Ничто не приносило мне ни малейшей радости. Ничто — ни мои любимые Интернет-магазины и веб-сайты, ни звуки нджари [43], которыми я когда-то наслаждался, ни самая дорогая, соленая, сладкая и высококалорийная еда, которую я получал по первому слову. Я не мог заставить себя прочесть до конца страницу ни в одной книге, не мог написать десяти строчек кода. Я не мог смотреть в глаза своим друзьям, не мог допустить мысли об общении по Интернету.
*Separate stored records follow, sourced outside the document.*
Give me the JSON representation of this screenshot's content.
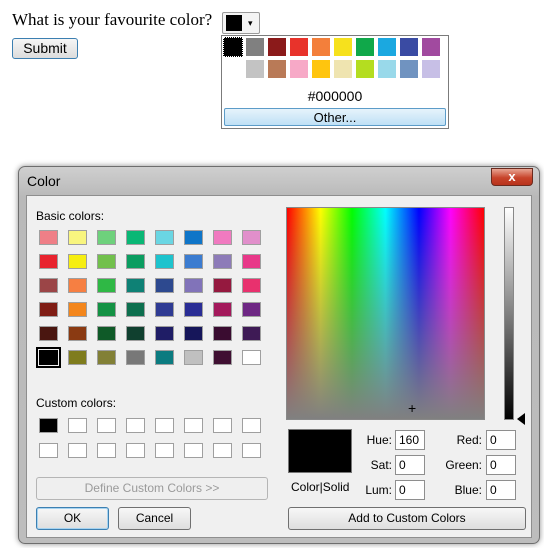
{
  "form": {
    "question": "What is your favourite color?",
    "submit_label": "Submit",
    "selected_color": "#000000",
    "dropdown_arrow": "▾"
  },
  "picker": {
    "palette_row1": [
      "#000000",
      "#808080",
      "#8b1a1a",
      "#e8332b",
      "#f37f3b",
      "#f6e11d",
      "#10a84a",
      "#1ba8e0",
      "#3a4ba3",
      "#a14a9f"
    ],
    "palette_row2": [
      "#ffffff",
      "#c3c3c3",
      "#b97a57",
      "#f7a9c7",
      "#ffc50e",
      "#efe4b0",
      "#b4dd20",
      "#99d9ea",
      "#7093c0",
      "#c7bfe6"
    ],
    "hex_value": "#000000",
    "other_label": "Other..."
  },
  "dialog": {
    "title": "Color",
    "close_glyph": "x",
    "basic_colors_label": "Basic colors:",
    "basic_colors": [
      [
        "#ef7f87",
        "#f8f57f",
        "#6ed17c",
        "#0ab775",
        "#6ad6e3",
        "#0f75c8",
        "#f07ac0",
        "#e18fcb"
      ],
      [
        "#e8232e",
        "#f6ee11",
        "#72c04c",
        "#0b9d60",
        "#1dc3cd",
        "#3b7cd0",
        "#8d7bb8",
        "#e83889"
      ],
      [
        "#9b4547",
        "#f67f42",
        "#2fb845",
        "#0e8175",
        "#2d498f",
        "#8173b9",
        "#95193f",
        "#e8316e"
      ],
      [
        "#7f1c14",
        "#f3861c",
        "#149244",
        "#0d6f4e",
        "#2f3b93",
        "#2a2d95",
        "#a3195b",
        "#6e2784"
      ],
      [
        "#4a1610",
        "#8a3a12",
        "#0f5a28",
        "#10402f",
        "#1f1d66",
        "#16165a",
        "#3a0c30",
        "#3e1a55"
      ],
      [
        "#000000",
        "#7f7c1d",
        "#828036",
        "#787878",
        "#0b7b80",
        "#c0c0c0",
        "#3f0f32",
        "#ffffff"
      ]
    ],
    "custom_colors_label": "Custom colors:",
    "custom_colors": [
      [
        "#000000",
        "#ffffff",
        "#ffffff",
        "#ffffff",
        "#ffffff",
        "#ffffff",
        "#ffffff",
        "#ffffff"
      ],
      [
        "#ffffff",
        "#ffffff",
        "#ffffff",
        "#ffffff",
        "#ffffff",
        "#ffffff",
        "#ffffff",
        "#ffffff"
      ]
    ],
    "define_custom_label": "Define Custom Colors >>",
    "ok_label": "OK",
    "cancel_label": "Cancel",
    "color_solid_label": "Color|Solid",
    "add_custom_label": "Add to Custom Colors",
    "hue_label": "Hue:",
    "hue_value": "160",
    "sat_label": "Sat:",
    "sat_value": "0",
    "lum_label": "Lum:",
    "lum_value": "0",
    "red_label": "Red:",
    "red_value": "0",
    "green_label": "Green:",
    "green_value": "0",
    "blue_label": "Blue:",
    "blue_value": "0",
    "crosshair_glyph": "+"
  }
}
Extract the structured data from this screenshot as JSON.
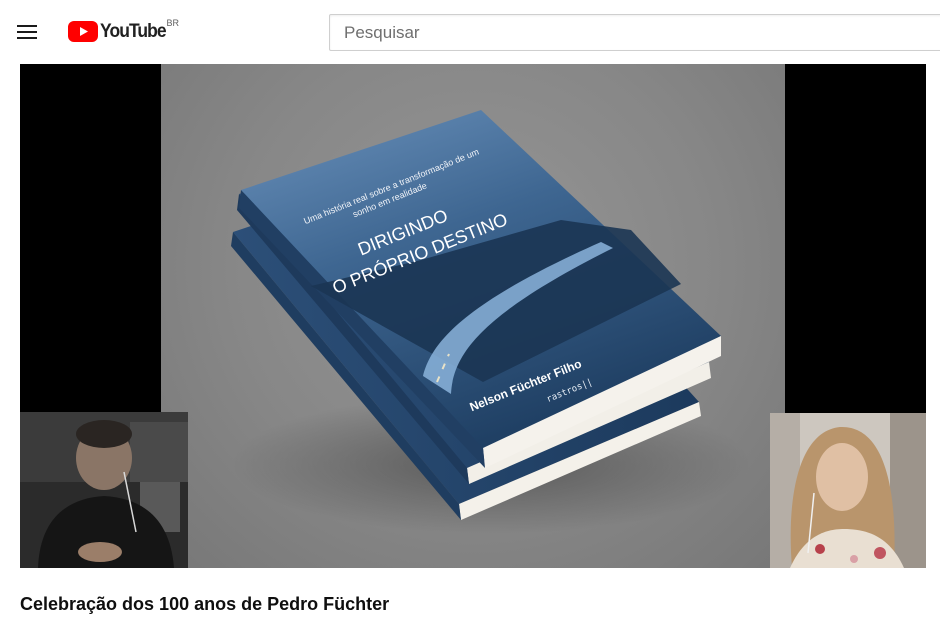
{
  "header": {
    "logo_text": "YouTube",
    "region": "BR",
    "search_placeholder": "Pesquisar",
    "icons": [
      "menu-icon",
      "youtube-logo-icon"
    ],
    "colors": {
      "brand_red": "#ff0000",
      "text": "#212121"
    }
  },
  "book": {
    "tagline_line1": "Uma história real sobre a transformação de um",
    "tagline_line2": "sonho em realidade",
    "title_line1": "DIRIGINDO",
    "title_line2": "O PRÓPRIO DESTINO",
    "author": "Nelson Füchter Filho",
    "publisher": "rastros||"
  },
  "video": {
    "title": "Celebração dos 100 anos de Pedro Füchter"
  }
}
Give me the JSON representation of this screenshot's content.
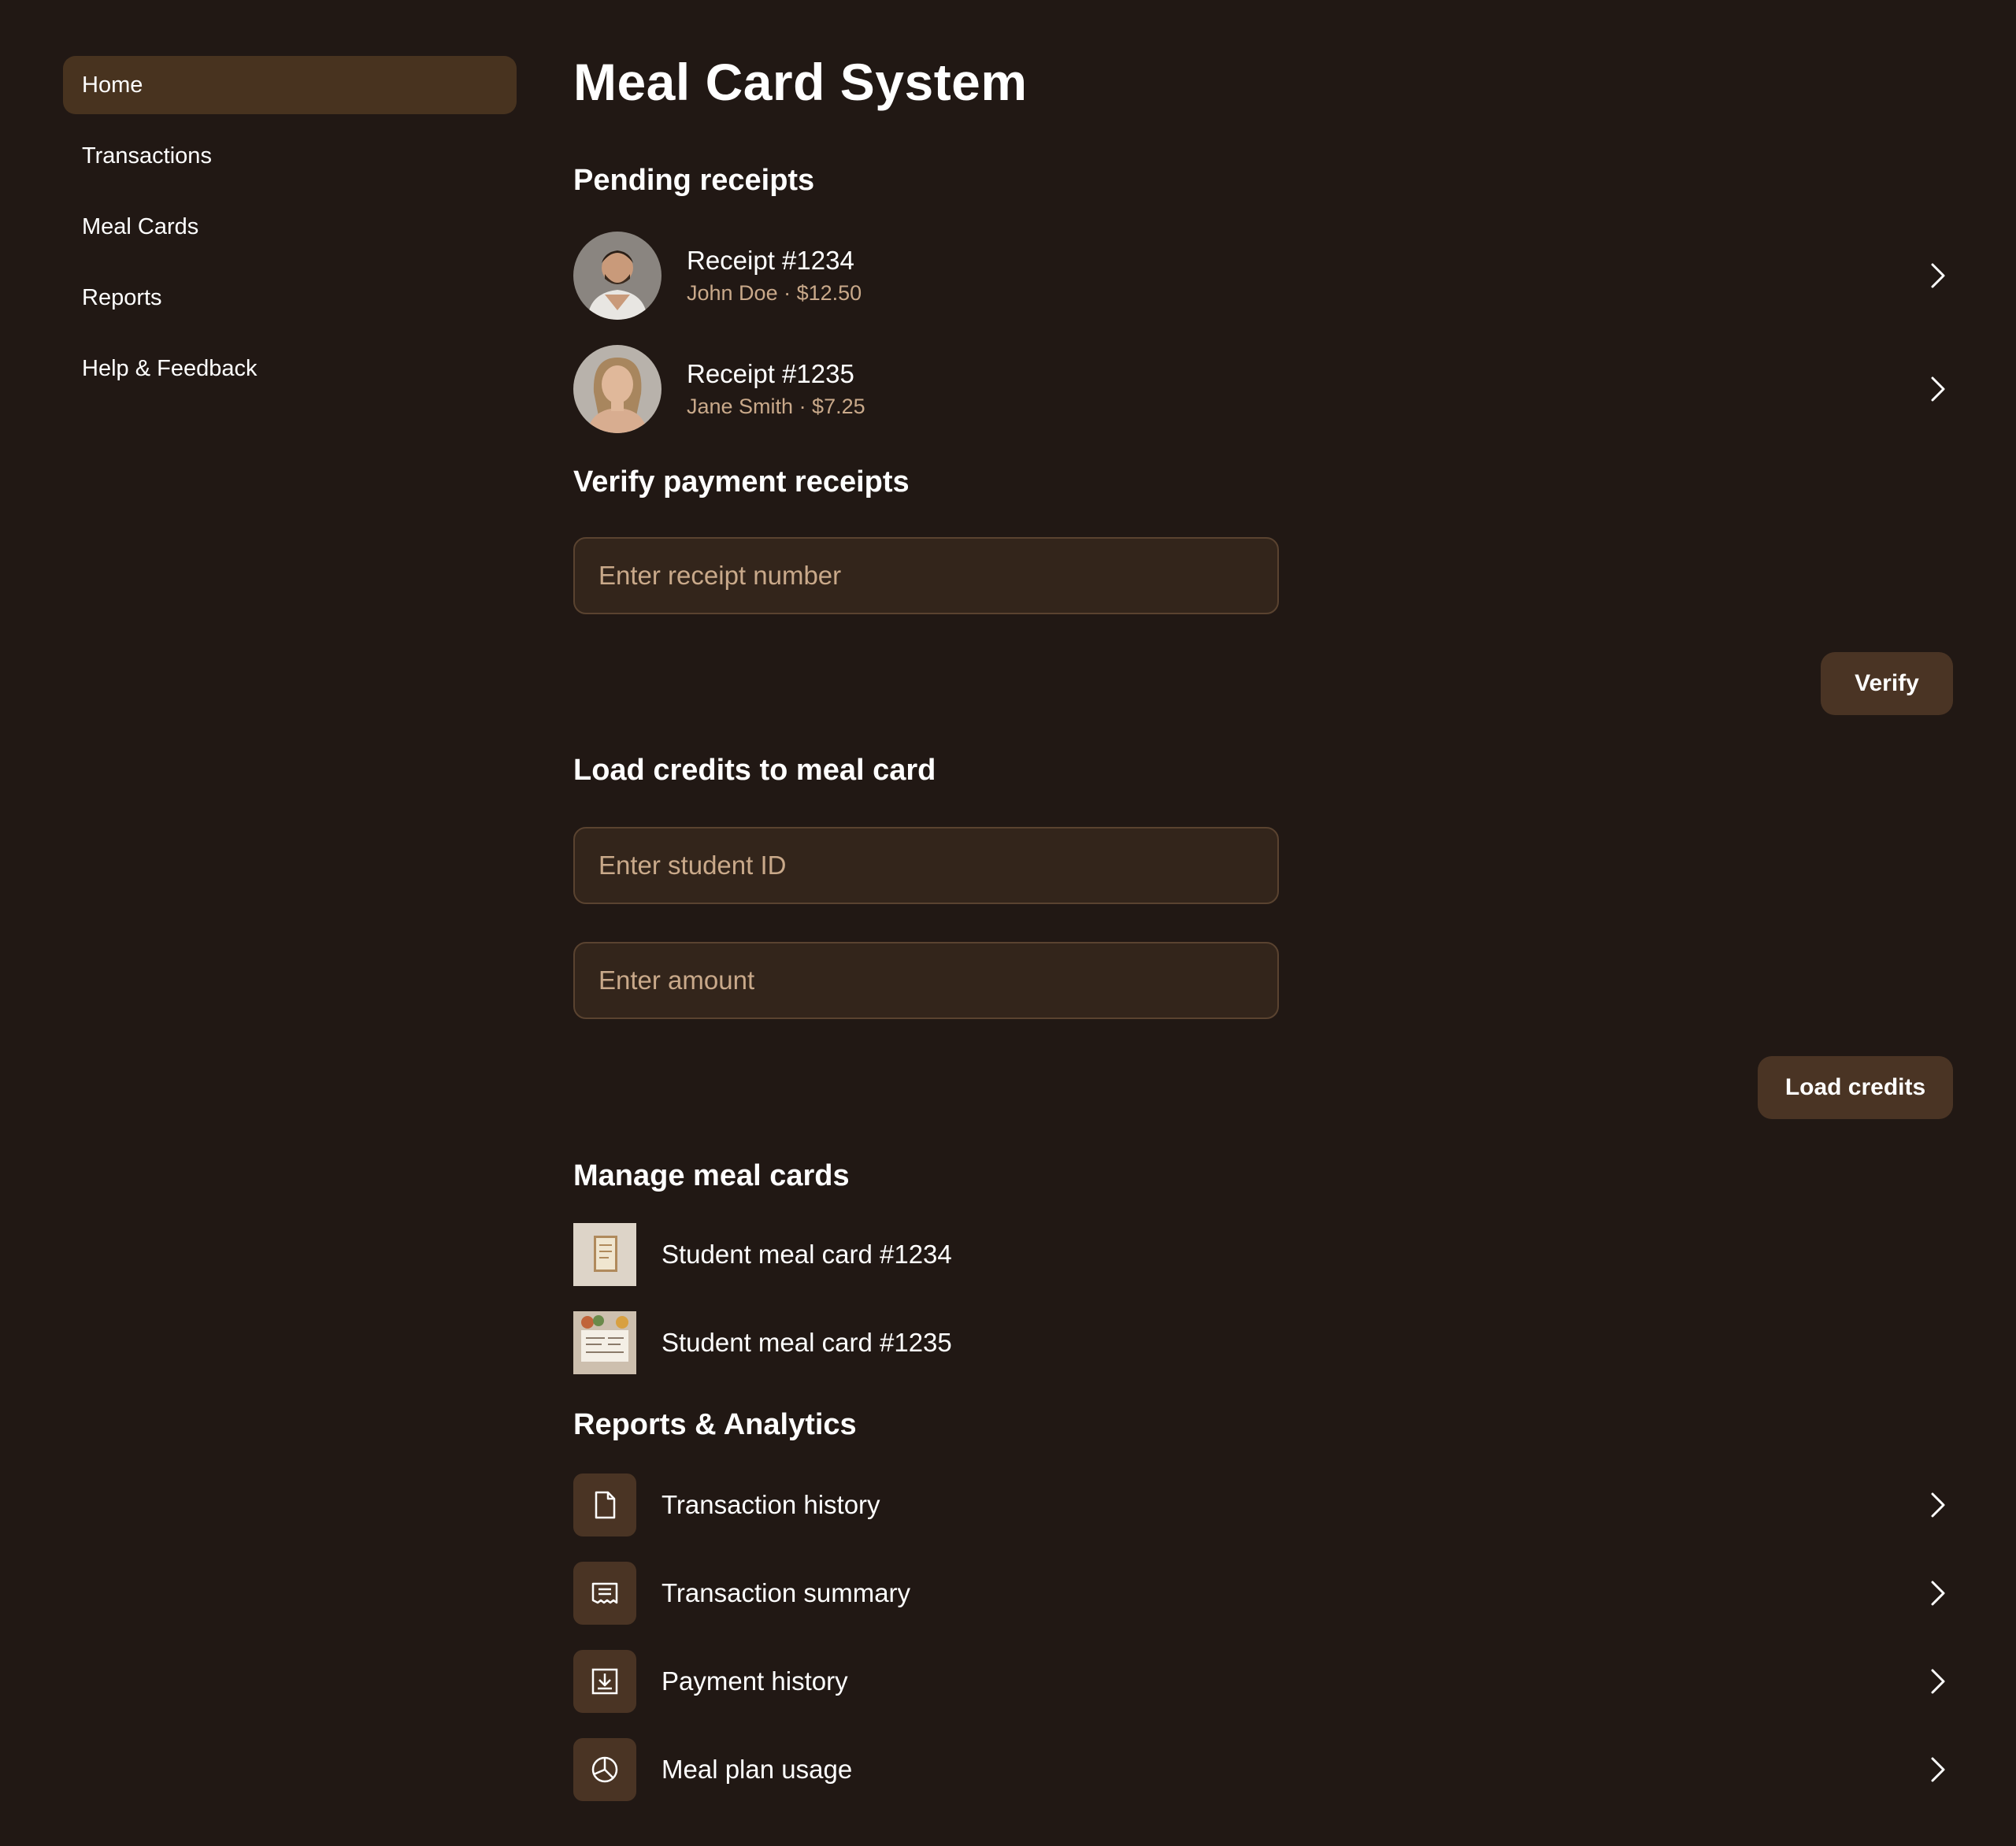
{
  "sidebar": {
    "items": [
      {
        "label": "Home",
        "active": true
      },
      {
        "label": "Transactions"
      },
      {
        "label": "Meal Cards"
      },
      {
        "label": "Reports"
      },
      {
        "label": "Help & Feedback"
      }
    ]
  },
  "main": {
    "title": "Meal Card System",
    "pending": {
      "heading": "Pending receipts",
      "items": [
        {
          "title": "Receipt #1234",
          "subtitle": "John Doe · $12.50",
          "avatar": "man-portrait-avatar"
        },
        {
          "title": "Receipt #1235",
          "subtitle": "Jane Smith · $7.25",
          "avatar": "woman-portrait-avatar"
        }
      ]
    },
    "verify": {
      "heading": "Verify payment receipts",
      "placeholder": "Enter receipt number",
      "value": "",
      "button": "Verify"
    },
    "load": {
      "heading": "Load credits to meal card",
      "student_placeholder": "Enter student ID",
      "amount_placeholder": "Enter amount",
      "button": "Load credits"
    },
    "manage": {
      "heading": "Manage meal cards",
      "items": [
        {
          "label": "Student meal card #1234",
          "icon": "meal-card-thumbnail"
        },
        {
          "label": "Student meal card #1235",
          "icon": "meal-card-thumbnail"
        }
      ]
    },
    "reports": {
      "heading": "Reports & Analytics",
      "items": [
        {
          "label": "Transaction history",
          "icon": "document-icon"
        },
        {
          "label": "Transaction summary",
          "icon": "receipt-icon"
        },
        {
          "label": "Payment history",
          "icon": "download-icon"
        },
        {
          "label": "Meal plan usage",
          "icon": "pie-chart-icon"
        }
      ]
    }
  },
  "colors": {
    "background": "#211814",
    "active_nav": "#48331f",
    "input_bg": "#33251b",
    "button_bg": "#4a3424",
    "muted_text": "#c9a98a"
  }
}
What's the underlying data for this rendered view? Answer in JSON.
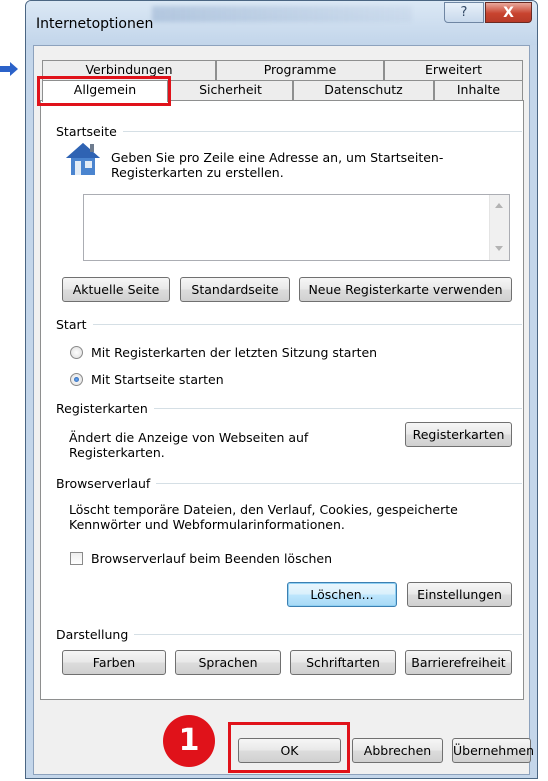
{
  "window": {
    "title": "Internetoptionen",
    "help_glyph": "?",
    "close_glyph": "X"
  },
  "tabs": {
    "row_back": [
      "Verbindungen",
      "Programme",
      "Erweitert"
    ],
    "row_front": [
      "Allgemein",
      "Sicherheit",
      "Datenschutz",
      "Inhalte"
    ],
    "active": "Allgemein"
  },
  "startseite": {
    "group_label": "Startseite",
    "description": "Geben Sie pro Zeile eine Adresse an, um Startseiten-Registerkarten zu erstellen.",
    "textarea_value": "",
    "buttons": {
      "current": "Aktuelle Seite",
      "default": "Standardseite",
      "new_tab": "Neue Registerkarte verwenden"
    }
  },
  "start": {
    "group_label": "Start",
    "options": [
      {
        "label": "Mit Registerkarten der letzten Sitzung starten",
        "selected": false
      },
      {
        "label": "Mit Startseite starten",
        "selected": true
      }
    ]
  },
  "registerkarten": {
    "group_label": "Registerkarten",
    "description": "Ändert die Anzeige von Webseiten auf Registerkarten.",
    "button": "Registerkarten"
  },
  "browserverlauf": {
    "group_label": "Browserverlauf",
    "description": "Löscht temporäre Dateien, den Verlauf, Cookies, gespeicherte Kennwörter und Webformularinformationen.",
    "checkbox_label": "Browserverlauf beim Beenden löschen",
    "checkbox_checked": false,
    "delete_button": "Löschen...",
    "settings_button": "Einstellungen"
  },
  "darstellung": {
    "group_label": "Darstellung",
    "buttons": {
      "colors": "Farben",
      "languages": "Sprachen",
      "fonts": "Schriftarten",
      "accessibility": "Barrierefreiheit"
    }
  },
  "footer": {
    "ok": "OK",
    "cancel": "Abbrechen",
    "apply": "Übernehmen"
  },
  "annotation": {
    "step_number": "1",
    "highlight_color": "#e0121a"
  }
}
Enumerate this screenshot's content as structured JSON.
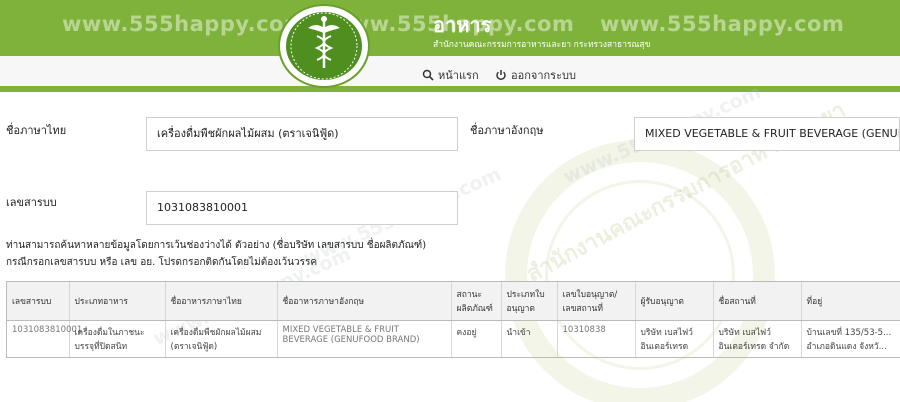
{
  "header": {
    "watermark": "www.555happy.com",
    "title": "อาหาร",
    "subtitle": "สำนักงานคณะกรรมการอาหารและยา กระทรวงสาธารณสุข",
    "bg_color": "#7fb23a"
  },
  "nav": {
    "home_label": "หน้าแรก",
    "logout_label": "ออกจากระบบ"
  },
  "form": {
    "thai_name_label": "ชื่อภาษาไทย",
    "thai_name_value": "เครื่องดื่มพืชผักผลไม้ผสม (ตราเจนิฟู้ด)",
    "eng_name_label": "ชื่อภาษาอังกฤษ",
    "eng_name_value": "MIXED VEGETABLE & FRUIT BEVERAGE (GENUFOOD BRAND)",
    "reg_no_label": "เลขสารบบ",
    "reg_no_value": "1031083810001"
  },
  "hint": {
    "line1": "ท่านสามารถค้นหาหลายข้อมูลโดยการเว้นช่องว่างได้ ตัวอย่าง (ชื่อบริษัท เลขสารบบ ชื่อผลิตภัณฑ์)",
    "line2": "กรณีกรอกเลขสารบบ หรือ เลข อย. โปรดกรอกติดกันโดยไม่ต้องเว้นวรรค"
  },
  "table": {
    "headers": [
      "เลขสารบบ",
      "ประเภทอาหาร",
      "ชื่ออาหารภาษาไทย",
      "ชื่ออาหารภาษาอังกฤษ",
      "สถานะผลิตภัณฑ์",
      "ประเภทใบอนุญาต",
      "เลขใบอนุญาต/เลขสถานที่",
      "ผู้รับอนุญาต",
      "ชื่อสถานที่",
      "ที่อยู่"
    ],
    "rows": [
      [
        "1031083810001",
        "เครื่องดื่มในภาชนะบรรจุที่ปิดสนิท",
        "เครื่องดื่มพืชผักผลไม้ผสม (ตราเจนิฟู้ด)",
        "MIXED VEGETABLE & FRUIT BEVERAGE (GENUFOOD BRAND)",
        "คงอยู่",
        "นำเข้า",
        "10310838",
        "บริษัท เบสไฟว์ อินเตอร์เทรด",
        "บริษัท เบสไฟว์ อินเตอร์เทรด จำกัด",
        "บ้านเลขที่ 135/53-5... อำเภอดินแดง จังหวั..."
      ]
    ]
  },
  "watermark": {
    "brand": "www.555happy.com",
    "ring_text": "สำนักงานคณะกรรมการอาหารและยา"
  }
}
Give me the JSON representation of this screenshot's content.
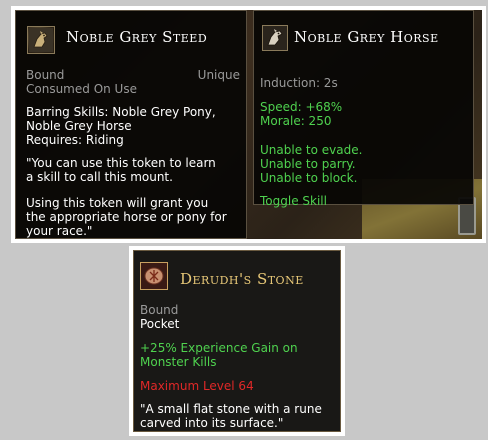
{
  "tooltips": {
    "steed": {
      "title": "Noble Grey Steed",
      "bound": "Bound",
      "unique": "Unique",
      "consumed": "Consumed On Use",
      "barring_line1": "Barring Skills: Noble Grey Pony,",
      "barring_line2": "Noble Grey Horse",
      "requires": "Requires: Riding",
      "desc1_line1": "\"You can use this token to learn",
      "desc1_line2": "a skill to call this mount.",
      "desc2_line1": "Using this token will grant you",
      "desc2_line2": "the appropriate horse or pony for",
      "desc2_line3": "your race.\"",
      "icon": "horse-token-icon"
    },
    "horse": {
      "title": "Noble Grey Horse",
      "induction": "Induction: 2s",
      "speed": "Speed: +68%",
      "morale": "Morale: 250",
      "evade": "Unable to evade.",
      "parry": "Unable to parry.",
      "block": "Unable to block.",
      "toggle": "Toggle Skill",
      "icon": "horse-head-icon"
    },
    "stone": {
      "title": "Derudh's Stone",
      "bound": "Bound",
      "pocket": "Pocket",
      "xp_line1": "+25% Experience Gain on",
      "xp_line2": "Monster Kills",
      "max_level": "Maximum Level 64",
      "desc_line1": "\"A small flat stone with a rune",
      "desc_line2": "carved into its surface.\"",
      "icon": "rune-stone-icon"
    }
  },
  "colors": {
    "title": "#ffffff",
    "grey_text": "#9a9a9a",
    "green_text": "#4fd24f",
    "red_text": "#e02828",
    "stone_title": "#e8c878"
  }
}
Все, что я делал, все, о чем я думал, вызывало у меня ужасное чувство досады и страха. Единственное сравнение, приходившее мне в голову, — документальный фильм об Освенциме, который показывали в школе. Фильм-хроника открывался длинной панорамой, камера неумолимо приближалась к воротам лагеря, и когда я наблюдал эту сцену, на душе у меня становилось все мрачнее и мрачнее — я уже хорошо знал, что произойдет внутри. Я не сходил с ума; я ни минуты не верил, что за каждой радужной картинкой меня подстерегает какое-то неописуемое зло. Но когда я просыпался и видел небо, меня охватывало то же тошнотворное предчувствие, как если бы я смотрел в ворота Освенцима.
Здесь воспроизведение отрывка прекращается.